Psikotes untuk Pembuat SIM
- VIVAnews/Anhar Rizki Affandi
Untuk soal psikotes yang akan diikuti bakal dibagi dalam dua golongan, yakni pemohon SIM baru dan pemohon SIM perpanjangan. Untuk pemohon SIM baru akan diberikan 24 soal, sedangkan perpanjangan 18 soal.
"Untuk biayanya, kebijakan yang diinformasikan ke saya itu Rp35 ribu untuk fasilitas golongan SIM A, B dan C. Untuk baru dan perpanjangan, sama saja," kata Adi.
"Standardisasi ujiannya dibedakan jadi dua, yakni pemohon baru dan perpanjangan.

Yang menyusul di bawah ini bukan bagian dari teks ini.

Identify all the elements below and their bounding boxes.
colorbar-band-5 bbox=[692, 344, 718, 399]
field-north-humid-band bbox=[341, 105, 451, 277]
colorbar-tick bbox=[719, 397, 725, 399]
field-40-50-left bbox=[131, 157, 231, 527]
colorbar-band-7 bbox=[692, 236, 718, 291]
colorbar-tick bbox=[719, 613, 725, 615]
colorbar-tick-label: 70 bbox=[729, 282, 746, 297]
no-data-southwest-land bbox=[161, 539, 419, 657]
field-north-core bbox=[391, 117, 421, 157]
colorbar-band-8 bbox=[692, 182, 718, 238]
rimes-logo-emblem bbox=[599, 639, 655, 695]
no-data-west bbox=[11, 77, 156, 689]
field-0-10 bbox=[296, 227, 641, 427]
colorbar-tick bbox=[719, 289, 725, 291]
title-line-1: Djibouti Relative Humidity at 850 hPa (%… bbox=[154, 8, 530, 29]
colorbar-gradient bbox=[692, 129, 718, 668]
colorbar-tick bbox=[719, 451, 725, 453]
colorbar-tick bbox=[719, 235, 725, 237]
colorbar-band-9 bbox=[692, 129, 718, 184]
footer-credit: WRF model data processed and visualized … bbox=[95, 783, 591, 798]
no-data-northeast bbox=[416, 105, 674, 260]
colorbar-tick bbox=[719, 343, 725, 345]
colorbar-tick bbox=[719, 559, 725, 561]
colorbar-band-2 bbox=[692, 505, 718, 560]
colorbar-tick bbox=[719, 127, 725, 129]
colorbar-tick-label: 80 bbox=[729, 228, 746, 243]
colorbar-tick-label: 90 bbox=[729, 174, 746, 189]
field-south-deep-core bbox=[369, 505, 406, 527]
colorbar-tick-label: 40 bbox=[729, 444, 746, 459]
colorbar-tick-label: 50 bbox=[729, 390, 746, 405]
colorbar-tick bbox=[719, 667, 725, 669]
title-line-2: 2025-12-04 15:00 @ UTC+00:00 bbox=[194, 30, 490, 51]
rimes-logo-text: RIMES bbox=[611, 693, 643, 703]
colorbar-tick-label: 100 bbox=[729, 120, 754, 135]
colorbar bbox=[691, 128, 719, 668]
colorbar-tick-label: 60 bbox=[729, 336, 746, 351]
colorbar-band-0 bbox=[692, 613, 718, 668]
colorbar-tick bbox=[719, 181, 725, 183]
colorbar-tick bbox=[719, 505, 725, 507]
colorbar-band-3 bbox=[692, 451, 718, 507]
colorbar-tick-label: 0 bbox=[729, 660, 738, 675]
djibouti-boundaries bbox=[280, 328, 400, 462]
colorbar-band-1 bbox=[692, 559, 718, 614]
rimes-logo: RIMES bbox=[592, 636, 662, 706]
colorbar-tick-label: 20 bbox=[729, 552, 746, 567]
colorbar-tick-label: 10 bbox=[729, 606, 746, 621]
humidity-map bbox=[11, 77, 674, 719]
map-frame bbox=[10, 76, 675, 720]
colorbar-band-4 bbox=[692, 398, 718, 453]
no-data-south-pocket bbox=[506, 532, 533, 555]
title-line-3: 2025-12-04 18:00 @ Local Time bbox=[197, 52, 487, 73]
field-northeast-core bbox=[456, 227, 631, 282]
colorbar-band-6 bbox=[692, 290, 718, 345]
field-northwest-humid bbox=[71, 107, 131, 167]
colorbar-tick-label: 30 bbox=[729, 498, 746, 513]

Nanti kami keluarkan sertifikat yang sesuai dengan SIM yang diajukan," kata dia.
Akan ada beberapa aspek yang bakal dinilai, pertama kecermatan, stabilitas emosi, serta aspek-aspek lain sesuai yang diatur dalam Peraturan Kapolri.
Biro Psikologi Andi Arta merupakan lembaga yang ditunjuk kepolisian dalam tes SIM. Kata Adi, pihaknya akan menyiapkan 30 titik lokasi ujian psikologi untuk persyaratan pembuatan SIM.
"Untuk lokasi kami siapkan sesuai wilayah hukum Polda Metro Jaya, dan untuk infrastruktur sudah mendekati kesempurnaan. Secara lokasi standar tidak jauh, berdampingan dengan fasilitas kepolisian. Bahkan ada beberapa yang ada di Satpas-nya. Kami upayakan untuk bisa one day service," kata dia.
Seperti ujian pada umumnya, pemohon SIM tentu harus menjawab pertanyaan yang sudah disiapkan di lokasi tersebut. Jika sudah selesai, nantinya akan dikeluarkan hasil bagi pemohon SIM untuk selanjutnya bergulir ke proses berikutnya.
"Untuk soal ujian psikologinya ada 24 soal. Satu soal kami berikan waktu 30 detik, jadi estimasi waktu ujian SIM ini sekitar 12 menit dan ada toleransi 3 menit, jadi sekitar 15 menit per pemohon," kata dia.
Tinggal Tunggu Kesiapan
Jika awalnya penerapan psikotes SIM bakal dilakukan mulai Senin, 25 Juni 2018, tiga hari jelang penerapan Polda Metro Jaya mengumumkan penundaan. Bukan membatalkan, namun kepolisian menyebut akan menunda sementara pelaksanaannya.
Kapolda Metro Jaya Irjen Idham Azis mengatakan, penundaan lantaran pihaknya ingin melakukan kajian mendalam terlebih dahulu. Agar nantinya tes psikologi dapat berjalan secara maksimal.
Pernyataan Idham seperti disampaikan Kabid Humas Polda Metro Jaya Kombes Argo Yuwono.
"Berkaitan dengan rencana Polda Metro melakukan tes psikologi bagi pemohon SIM mulai hari Senin besok, sesuai perintah Bapak Kapolda, pelaksanaan ditunda karena masih dikaji lebih lanjut berkaitan dengan sistem agar memperoleh hasil yang maksimal," katanya.